Japan Geoscience Union Meeting 2018

Presentation information

[EE] Oral

S (Solid Earth Sciences) » S-IT Science of the Earth's Interior & Tectonophysics

[S-IT22] Interaction and Coevolution of the Core and Mantle in the Earth and Planets

Thu. May 24, 2018 9:00 AM - 10:30 AM International Conference Room (IC) (2F International Conference Hall, Makuhari Messe)

convener:Tsuyoshi Iizuka(University of Tokyo), Hidetoshi Shibuya(Department of Earth and Environmental Sciences, Faculty of Advanced Science and Technology, Kumamoto University), Taku Tsuchiya(愛媛大学地球深部ダイナミクス研究センター, 共同), Kenji Ohta(Department of Earth and Planetary Sciences, Tokyo Institute of Technology), Chairperson:Dekura Haruhiko, Yamazaki Daisuke

10:15 AM - 10:30 AM

[SIT22-36] Effects of core electrical conductivity on core surface flow models

*Masaki Matsushima1 (1.Department of Earth and Planetary Sciences, School of Science, Tokyo Institute of Technology)

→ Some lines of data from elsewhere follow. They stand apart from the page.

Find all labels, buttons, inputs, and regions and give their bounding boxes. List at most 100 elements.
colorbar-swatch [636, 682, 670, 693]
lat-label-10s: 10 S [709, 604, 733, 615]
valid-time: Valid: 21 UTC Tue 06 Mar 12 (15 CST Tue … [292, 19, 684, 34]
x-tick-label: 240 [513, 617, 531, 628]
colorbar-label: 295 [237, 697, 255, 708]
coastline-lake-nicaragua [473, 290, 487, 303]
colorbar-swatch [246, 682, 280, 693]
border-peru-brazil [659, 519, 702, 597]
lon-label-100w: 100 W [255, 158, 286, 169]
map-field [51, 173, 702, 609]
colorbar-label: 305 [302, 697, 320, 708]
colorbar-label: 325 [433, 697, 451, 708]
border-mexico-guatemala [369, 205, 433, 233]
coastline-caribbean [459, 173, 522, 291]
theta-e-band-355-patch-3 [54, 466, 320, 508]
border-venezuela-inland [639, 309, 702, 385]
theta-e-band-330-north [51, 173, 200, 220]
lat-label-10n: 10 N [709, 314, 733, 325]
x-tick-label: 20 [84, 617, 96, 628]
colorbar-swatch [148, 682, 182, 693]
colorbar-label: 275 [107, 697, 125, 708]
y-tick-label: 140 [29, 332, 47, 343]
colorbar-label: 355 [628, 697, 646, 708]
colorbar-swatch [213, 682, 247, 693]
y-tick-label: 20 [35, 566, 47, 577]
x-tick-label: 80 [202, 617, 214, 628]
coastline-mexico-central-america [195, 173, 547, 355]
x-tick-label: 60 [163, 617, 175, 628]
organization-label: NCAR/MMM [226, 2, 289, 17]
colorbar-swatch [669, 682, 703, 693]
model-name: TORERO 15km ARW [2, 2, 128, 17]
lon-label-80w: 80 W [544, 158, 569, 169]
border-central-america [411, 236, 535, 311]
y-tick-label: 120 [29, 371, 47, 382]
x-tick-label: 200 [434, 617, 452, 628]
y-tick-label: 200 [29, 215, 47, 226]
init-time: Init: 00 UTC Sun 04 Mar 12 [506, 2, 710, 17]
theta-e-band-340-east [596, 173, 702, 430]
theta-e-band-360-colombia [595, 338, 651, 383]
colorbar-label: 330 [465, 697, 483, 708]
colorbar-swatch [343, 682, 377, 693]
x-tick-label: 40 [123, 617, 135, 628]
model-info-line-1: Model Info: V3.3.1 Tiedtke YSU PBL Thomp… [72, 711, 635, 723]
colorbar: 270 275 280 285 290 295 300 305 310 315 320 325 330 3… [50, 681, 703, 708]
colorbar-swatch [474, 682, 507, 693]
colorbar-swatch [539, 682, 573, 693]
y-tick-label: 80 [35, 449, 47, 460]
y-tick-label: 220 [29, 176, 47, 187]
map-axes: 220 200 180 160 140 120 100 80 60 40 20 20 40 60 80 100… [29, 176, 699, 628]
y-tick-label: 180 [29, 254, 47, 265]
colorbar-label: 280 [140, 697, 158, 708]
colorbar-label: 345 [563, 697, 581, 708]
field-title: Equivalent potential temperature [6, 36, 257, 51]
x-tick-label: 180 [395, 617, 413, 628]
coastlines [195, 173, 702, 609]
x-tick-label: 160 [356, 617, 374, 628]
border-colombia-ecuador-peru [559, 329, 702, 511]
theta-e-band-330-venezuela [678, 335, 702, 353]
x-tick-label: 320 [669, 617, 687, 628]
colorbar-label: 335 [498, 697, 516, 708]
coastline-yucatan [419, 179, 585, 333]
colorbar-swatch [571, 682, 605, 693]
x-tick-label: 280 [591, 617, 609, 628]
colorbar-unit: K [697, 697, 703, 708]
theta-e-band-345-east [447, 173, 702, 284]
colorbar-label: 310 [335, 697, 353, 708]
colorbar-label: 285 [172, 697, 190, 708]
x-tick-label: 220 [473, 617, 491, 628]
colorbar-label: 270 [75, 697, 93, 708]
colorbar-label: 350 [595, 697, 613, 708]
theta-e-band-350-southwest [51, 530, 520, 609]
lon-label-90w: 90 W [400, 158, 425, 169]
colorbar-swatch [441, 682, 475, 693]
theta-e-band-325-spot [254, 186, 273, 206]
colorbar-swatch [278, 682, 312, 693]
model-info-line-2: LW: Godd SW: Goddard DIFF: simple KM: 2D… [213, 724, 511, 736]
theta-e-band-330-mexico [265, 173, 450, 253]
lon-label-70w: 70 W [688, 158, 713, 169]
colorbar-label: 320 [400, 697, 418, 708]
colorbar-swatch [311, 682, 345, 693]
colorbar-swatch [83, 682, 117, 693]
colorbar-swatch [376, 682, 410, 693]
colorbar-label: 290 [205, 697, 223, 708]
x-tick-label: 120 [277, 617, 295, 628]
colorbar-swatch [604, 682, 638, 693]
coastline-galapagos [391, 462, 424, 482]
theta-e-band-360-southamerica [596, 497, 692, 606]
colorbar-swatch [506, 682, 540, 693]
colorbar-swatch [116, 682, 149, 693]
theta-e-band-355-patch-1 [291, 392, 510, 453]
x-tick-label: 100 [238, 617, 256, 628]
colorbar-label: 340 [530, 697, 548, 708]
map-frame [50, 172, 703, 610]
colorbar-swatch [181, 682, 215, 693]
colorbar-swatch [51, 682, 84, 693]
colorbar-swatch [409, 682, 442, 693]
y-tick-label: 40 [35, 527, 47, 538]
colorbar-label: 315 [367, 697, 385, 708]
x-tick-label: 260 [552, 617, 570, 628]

Keywords:core electrical conductivity, core surface flow, secular variation, geomagnetic field

The Earth possesses its intrinsic magnetic field, which is generated and maintained by convective motions in the fluid core, known as dynamo action. As found in the induction equation, the temporal change of magnetic field is given by a summation of three terms; the motional induction, the advection, and the diffusion terms. The magnetic diffusion term can be much smaller than the others, and therefore it can be neglected for the magnetic field with length scale of outer core size and with time scales much shorter than magnetic diffusion time. Moreover, the stress-free boundary condition has been imposed at the core-mantle boundary (CMB). Most of core surface flow models have been obtained so far on the frozen-flux approximation, in which the magnitude of core electrical conductivity is equivalent to infinity. In reality, however, there exists a viscous boundary layer at the CMB, in which contribution of magnetic diffusion to temporal changes of geomagnetic field can never be neglected. Hence, to estimate core surface flows, the effect of magnetic diffusion is explicitly incorporated inside the boundary layer and the viscous force is presumed to be influential in considering force balance inside the boundary layer (Matsushima, 2015). Below the boundary layer, the effect of magnetic diffusion is assumed to be much less than the others, as in the frozen-flux hypothesis, and the tangentially geostrophic constraint or the tangentially magnetostrophic constraint is imposed. In this method, core electrical conductivity can play an important role in estimating core surface flows. The temporal variations in the radial component of magnetic field, Br, at the CMB are caused by magnetic diffusion only because of the no-slip condition for core flows there. The second partial derivative of Br with respect to the radius has thus relation to core electrical conductivity. This suggests that core electrical conductivity can be important to infer Br inside the core. Furthermore, on the tangentially magnetostrophic constraint, the electrical current density, which is connected with the Lorentz force, has relation to core electrical conductivity. In this presentation, effects of core electrical conductivity on core surface flow models are investigated for various values of core electrical conductivity, which are still controversial.